Mary had to give birth in a barn, as all the motels were full. They must have been poor as she wrapped baby Jesus is rags and laid him in a feeding trough for a cradle. It seems to comfort the men that Joseph, Mary and baby Jesus, like them, were forced to be separated from family and friends that first Christmas—until God provided…
We talk about how there in the same region as the humble birth, an angel of the Lord suddenly stood before shepherds who were staying out watching their sheep in the fields all night. The glory of the Lord was all around them and they were terrified. But the angel told them:
“Do not be afraid; for look, I bring you good news of great joy which will be for all the people; for today in the city of David there has been born for you a Savior, who is Christ the Lord (v. 10-11).
I ask the men what they think the “for you” means, and why God sent an angel to humble shepherds to tell them about the birth of his son instead of to rich people or religious leaders.
“The shepherds were the only ones awake in the middle of the night, and were probably the only ones available and willing to go in the dark to track down a poor couple and a newborn in some stable,” says Rogelio, a Chicano man nearly twenty years into a forty-six year sentence.
We talk about the clues the angel gave, special signs for the shepherds that would help them identify the Savior Jesus:
“This will be a sign for you: you will find a baby wrapped in cloths and lying in a manger.”
The humble attire and location of the Christ child identifies him with the inmates in ways that continue, showing us the kinds of clues we should be looking for.
I ask a humble 36-year-old indigenous Guatemalan man named Vicente who is ten years into a twenty-year sentence how the angel would describe the place where he was born.
“I was born in a shack made of wood slats in a village of Huehuetenango. We slept under sheep skins,” he says.
We read how more angels show up in the fields, praising God and saying “Glory to God in the highest, and on earth peace among men with whom he is pleased.”

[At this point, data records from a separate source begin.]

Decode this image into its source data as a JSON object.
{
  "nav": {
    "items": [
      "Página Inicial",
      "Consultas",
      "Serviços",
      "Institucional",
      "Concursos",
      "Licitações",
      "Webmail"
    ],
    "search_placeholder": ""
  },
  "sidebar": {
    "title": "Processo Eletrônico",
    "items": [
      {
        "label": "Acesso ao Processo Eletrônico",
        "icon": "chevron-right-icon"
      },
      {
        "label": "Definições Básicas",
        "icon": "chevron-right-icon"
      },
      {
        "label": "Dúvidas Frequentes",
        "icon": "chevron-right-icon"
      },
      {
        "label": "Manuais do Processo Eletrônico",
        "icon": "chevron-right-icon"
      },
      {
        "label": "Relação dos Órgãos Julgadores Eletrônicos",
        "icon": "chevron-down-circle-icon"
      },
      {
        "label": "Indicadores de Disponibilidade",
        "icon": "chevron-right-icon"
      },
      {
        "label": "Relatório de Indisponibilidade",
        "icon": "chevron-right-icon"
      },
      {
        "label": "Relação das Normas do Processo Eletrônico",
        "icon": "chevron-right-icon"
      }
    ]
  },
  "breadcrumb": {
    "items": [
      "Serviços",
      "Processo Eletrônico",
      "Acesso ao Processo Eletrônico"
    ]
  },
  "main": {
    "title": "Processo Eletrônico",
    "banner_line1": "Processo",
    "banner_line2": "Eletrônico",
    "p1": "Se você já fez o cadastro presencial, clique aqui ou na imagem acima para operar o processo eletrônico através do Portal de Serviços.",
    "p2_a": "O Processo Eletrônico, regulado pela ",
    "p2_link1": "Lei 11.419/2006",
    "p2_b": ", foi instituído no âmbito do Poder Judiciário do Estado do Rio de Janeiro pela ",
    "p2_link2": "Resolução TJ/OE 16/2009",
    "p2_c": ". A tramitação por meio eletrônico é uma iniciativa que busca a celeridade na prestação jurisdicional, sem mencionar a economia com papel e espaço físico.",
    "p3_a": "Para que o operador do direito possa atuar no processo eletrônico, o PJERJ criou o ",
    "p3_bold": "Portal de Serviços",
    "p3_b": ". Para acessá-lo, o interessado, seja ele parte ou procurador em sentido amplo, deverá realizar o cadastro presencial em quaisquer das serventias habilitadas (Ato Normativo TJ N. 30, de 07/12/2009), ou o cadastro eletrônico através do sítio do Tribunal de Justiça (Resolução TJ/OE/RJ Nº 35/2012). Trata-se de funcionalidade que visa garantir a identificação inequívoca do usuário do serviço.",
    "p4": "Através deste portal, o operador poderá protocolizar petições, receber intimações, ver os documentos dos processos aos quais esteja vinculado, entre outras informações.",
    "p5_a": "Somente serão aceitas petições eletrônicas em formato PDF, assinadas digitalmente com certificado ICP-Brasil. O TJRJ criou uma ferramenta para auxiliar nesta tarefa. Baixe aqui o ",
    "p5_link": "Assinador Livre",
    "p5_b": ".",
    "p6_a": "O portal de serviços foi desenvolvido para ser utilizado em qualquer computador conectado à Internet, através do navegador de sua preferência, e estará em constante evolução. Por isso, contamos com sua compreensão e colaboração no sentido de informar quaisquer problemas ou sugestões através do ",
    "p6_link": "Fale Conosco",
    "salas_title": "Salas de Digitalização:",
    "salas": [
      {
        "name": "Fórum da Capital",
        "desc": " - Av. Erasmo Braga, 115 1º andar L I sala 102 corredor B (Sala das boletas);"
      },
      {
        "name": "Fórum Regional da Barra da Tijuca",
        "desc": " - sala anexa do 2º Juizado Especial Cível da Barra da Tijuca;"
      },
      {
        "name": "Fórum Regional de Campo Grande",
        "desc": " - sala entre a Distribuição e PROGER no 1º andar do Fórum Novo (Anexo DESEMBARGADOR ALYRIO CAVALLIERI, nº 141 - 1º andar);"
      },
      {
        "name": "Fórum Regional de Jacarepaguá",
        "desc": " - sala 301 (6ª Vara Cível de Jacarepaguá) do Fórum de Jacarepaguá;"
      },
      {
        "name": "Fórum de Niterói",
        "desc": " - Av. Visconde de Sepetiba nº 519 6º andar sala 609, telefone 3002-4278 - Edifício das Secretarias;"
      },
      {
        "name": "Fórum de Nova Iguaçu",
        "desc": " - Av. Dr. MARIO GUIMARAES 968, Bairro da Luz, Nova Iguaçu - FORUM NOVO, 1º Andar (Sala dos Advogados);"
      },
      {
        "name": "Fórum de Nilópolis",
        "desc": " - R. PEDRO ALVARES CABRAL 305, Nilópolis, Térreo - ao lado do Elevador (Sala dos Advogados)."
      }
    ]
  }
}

The men don’t understand why God was for some reason pleased with these shepherds, because they can’t see anything about them that would have qualified them to be the first witnesses of the baby Jesus- Savior King. Everyone is in agreement though, that God was eager to share his joy at the birth of his son, and the shepherds were keeping watch, available and chosen– to celebrate Christmas with them.
I ask the men if any of them had ever seen an angel. The first two men say they haven’t.
“I have!” says Vicente, with confidence that gets everyone’s attention.
“Two times!” he emphasizes, lifting his hand and showing us two fingers.
He goes on to share how earlier in the year he was dying of leukemia and was taken by a prison guard to a big hospital in Seattle. As he lay there he was suddenly enveloped in a bright light and heard a voice say: “No, it’s not his time yet.”
Then an angel went to my feet and another to my head. The one by my head said: “We’re not going to take you. You will be healed.”
He awoke and was well enough to return to prison, but then the leukemia flared up again and he was hospitalized in the prison. For three months he had been suffering from a terrible, constant headache. He was asleep when the same two angles appeared to him again in a dream, one at his feet and another at his head. The angel at his head put a hand on his head and told him he was healed. When he awoke his headache was gone. Blood tests now show there is no sign of leukemia.
Rogelio points out how Vicente’s photos on his inmate ID badge shows a pale, emaciated face that contrasts with his dark, healthy face now. We all stop for a moment to look at his badge and him and he grins with contentment.
Vicente’s face shines as he tells the group how he became a believer in Jesus while in solitary confinement five years before.
“When I was in the hole I heard testimonies of guys from other prisons who had killed people, were doing 60 years, heads of gangs. But God touched them. Now they are not gang members. Now they are not about beating people up. Now they are soldiers of God. I got on my knees and I prayed. I was at Coyote Ridge Prison. It was 2012.”
We read the final verse: “The shepherds went back, glorifying and praising God for all that they had heard and seen, just as had been told them.”
Jesus’ first witnesses are humble shepherds working graveyard shifts. Now they include people like Vicente, prisoners in solitary confinement and many others whose stories are yet to be heard—yours and mine included. May we find ourselves watching and waiting for good tidings of great joy for all people.